Descrizione: 

Seminario del prof. Marco Scarsini (LUISS Guido Carli).

Abstract
Consumer reviews and ratings of products and services have become ubiquitous on the Internet. This paper analyzes, given the sequential nature of reviews and the limited feedback of such past reviews, the information content they communicate to future customers. We focus on the informational setting in which customers only observe the sample mean of past reviews, and ask if customers can recover the true
quality of the product based on the feedback they observe. We first analyze the benchmark setting, in which customers interpret the mean as the proxy of quality. In such a case, we show that in the long run,the sample mean of review stabilizes and two cases may arise. If customers are relatively homogeneous, then social learning takes place. If customers are sufficiently heterogeneous, then they
consistently overestimate the underlying quality of the product in the long run.
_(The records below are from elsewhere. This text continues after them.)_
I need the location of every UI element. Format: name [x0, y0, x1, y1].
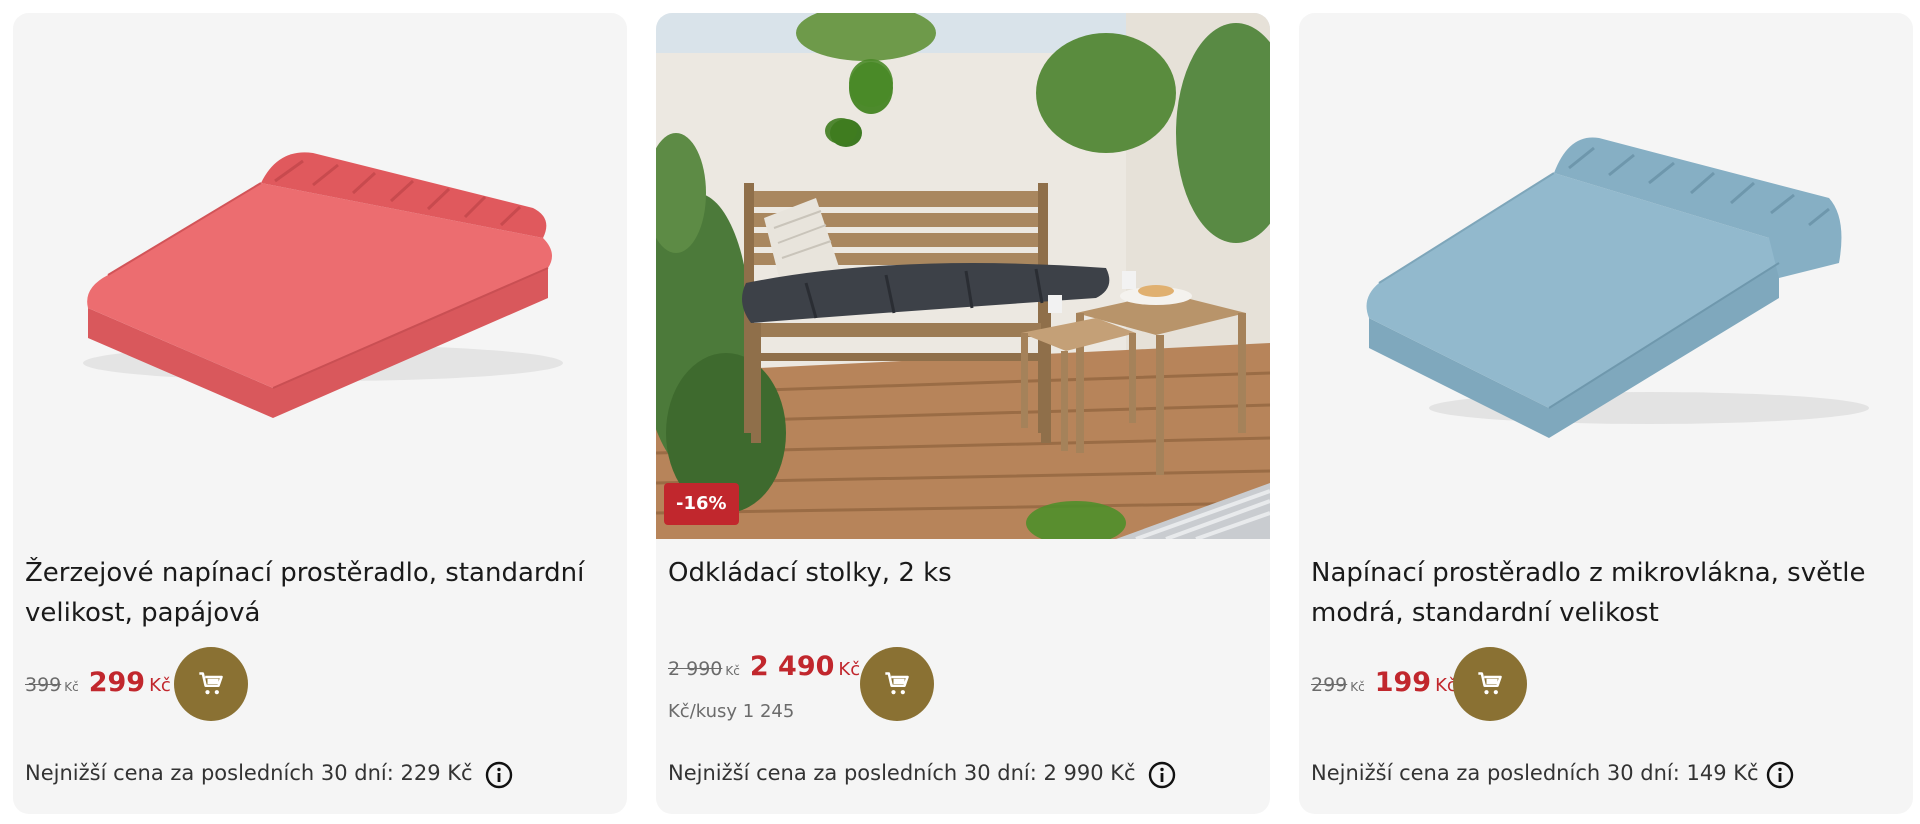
product-title[interactable]: Odkládací stolky, 2 ks: [668, 553, 1248, 593]
garden-bench-side-tables-image: [656, 13, 1270, 539]
product-card[interactable]: Žerzejové napínací prostěradlo, standard…: [13, 13, 627, 814]
info-icon: [485, 761, 513, 789]
old-price-currency: Kč: [64, 680, 79, 694]
coral-fitted-sheet-image: [13, 13, 627, 539]
sale-price-currency: Kč: [149, 675, 171, 696]
lowest-price-note: Nejnižší cena za posledních 30 dní: 229 …: [25, 761, 473, 785]
sale-price: 299: [88, 667, 146, 698]
info-icon: [1148, 761, 1176, 789]
info-button[interactable]: [1765, 760, 1795, 790]
product-card[interactable]: Napínací prostěradlo z mikrovlákna, svět…: [1299, 13, 1913, 814]
info-button[interactable]: [484, 760, 514, 790]
sale-price-currency: Kč: [838, 659, 861, 680]
info-icon: [1766, 761, 1794, 789]
discount-badge: -16%: [664, 483, 739, 525]
cart-icon: [1478, 672, 1502, 695]
price-row: 299 Kč 199 Kč: [1311, 667, 1457, 698]
old-price: 2 990: [668, 658, 723, 680]
old-price: 399: [25, 674, 62, 696]
sale-price: 2 490: [749, 651, 835, 682]
add-to-cart-button[interactable]: [1453, 647, 1527, 721]
product-image[interactable]: [1299, 13, 1913, 539]
lowest-price-note: Nejnižší cena za posledních 30 dní: 149 …: [1311, 761, 1759, 785]
old-price-currency: Kč: [1350, 680, 1365, 694]
product-image[interactable]: -16%: [656, 13, 1270, 539]
sale-price: 199: [1374, 667, 1432, 698]
cart-icon: [885, 672, 909, 695]
product-grid: Žerzejové napínací prostěradlo, standard…: [0, 0, 1920, 824]
product-title[interactable]: Napínací prostěradlo z mikrovlákna, svět…: [1311, 553, 1891, 633]
light-blue-fitted-sheet-image: [1299, 13, 1913, 539]
add-to-cart-button[interactable]: [860, 647, 934, 721]
product-title[interactable]: Žerzejové napínací prostěradlo, standard…: [25, 553, 605, 633]
old-price: 299: [1311, 674, 1348, 696]
cart-icon: [199, 672, 223, 695]
lowest-price-note: Nejnižší cena za posledních 30 dní: 2 99…: [668, 761, 1136, 785]
price-row: 399 Kč 299 Kč: [25, 667, 171, 698]
unit-price: Kč/kusy 1 245: [668, 701, 795, 722]
price-row: 2 990 Kč 2 490 Kč: [668, 651, 860, 682]
product-card[interactable]: -16% Odkládací stolky, 2 ks 2 990 Kč 2 4…: [656, 13, 1270, 814]
info-button[interactable]: [1147, 760, 1177, 790]
old-price-currency: Kč: [725, 664, 740, 678]
product-image[interactable]: [13, 13, 627, 539]
add-to-cart-button[interactable]: [174, 647, 248, 721]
This bias stems from the selection associated with observing only reviews of customers who purchase. We show,however,that if customers are sophisticated, then there exists a simple quality inference and purchasing rule that corrects for the
selection bias and leads to social learning.In addition, we show that the cumulative consumer surplus losses scale with the square root of the number of customers who have considered a purchase to date, which is of the same order as when customers observe the reviews of all preceding customers. In this framework, we also analyze the externality of sophisticated customers on more naïve ones and quantify the impact that manipulated reviews may have.

Data: 
23-04-2015
Luogo: 
Dipartimento di Scienze Statistiche, p.le A. Moro 5. Aula 34 (4 p.); ore 11.00.